Islam Sanggup Wujudkan Negara Tanpa Pajak
Jelas bagian dari kezaliman jika kenaikan tarif PPN ini diklaim sebagai cara untuk meningkatkan penerimaan negara guna mendukung pembiayaan pembangunan dan mengurangi ketergantungan pada utang.
Berbagai kebijakan yang disahkan selalu hanya untuk menguatkan Kapitalisme mencengkeram negeri ini. Negara sekali lagi hanya berfungsi sebagai regulator kebijakan sekaligus fasilitator yang melayani kepentingan para pemilik modal. Mental korupsi di antara pejabatnya menambah parah penderitaan rakyat.

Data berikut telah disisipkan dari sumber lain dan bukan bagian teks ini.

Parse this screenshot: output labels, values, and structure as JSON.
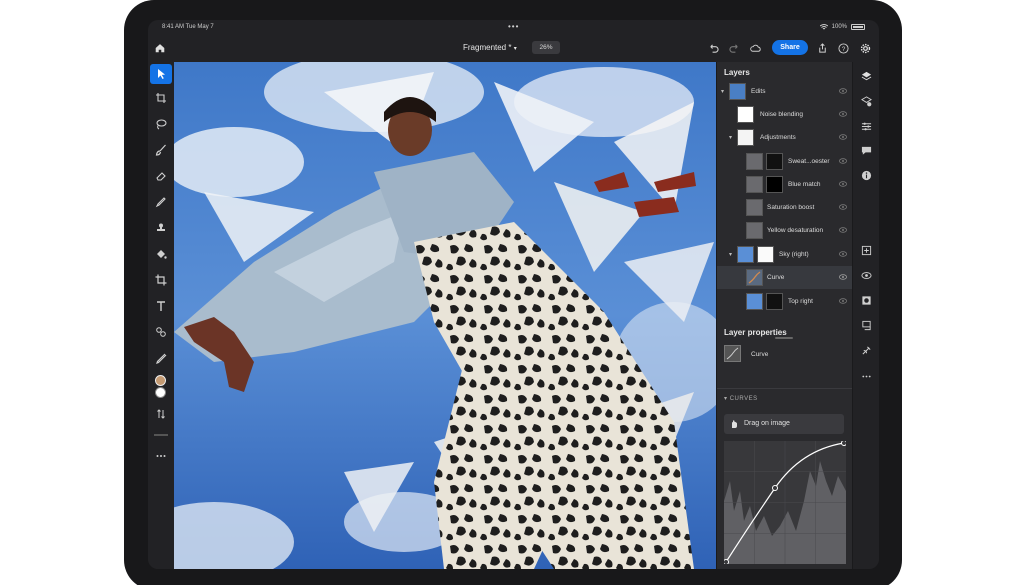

Padahal, jika kita melihat sejarah, dunia mencatat ada negara adidaya, poros peradaban dunia namun tanpa pungutan pajak sepeser pun. Perekonomiannya sesuai syariat, halal haram menjadi standar, Baitulmal adalah kas negara yang didapat dari pengelolaan kepemilikan umum dan negara.
Negara itu Khilafah. Sistem kepemimpinan umum bagi kaum muslim yang menjadikan syariat Islam sebagai satu-satunya aturan. Haram menjalin hubungan dengan kafir harbi fi’lan termasuk perdagangan dan perekonomian, apalagi meratifikasi kebijakan moneter mereka untuk diterapkan di negeri-negeri muslim.
Dimana pemimpinnya, adalah orang yang dimaksud Rasulullah Saw.sebutkan, “Imam (Khalifah) adalah raa’in (pengurus rakyat) dan ia bertanggung jawab atas pengurusan rakyatnya.” (HR al-Bukhari). Dan ini hanya bisa jika Sistem Kapitalisme dicabut. Wallahualam bissawab. [ LM/ry ].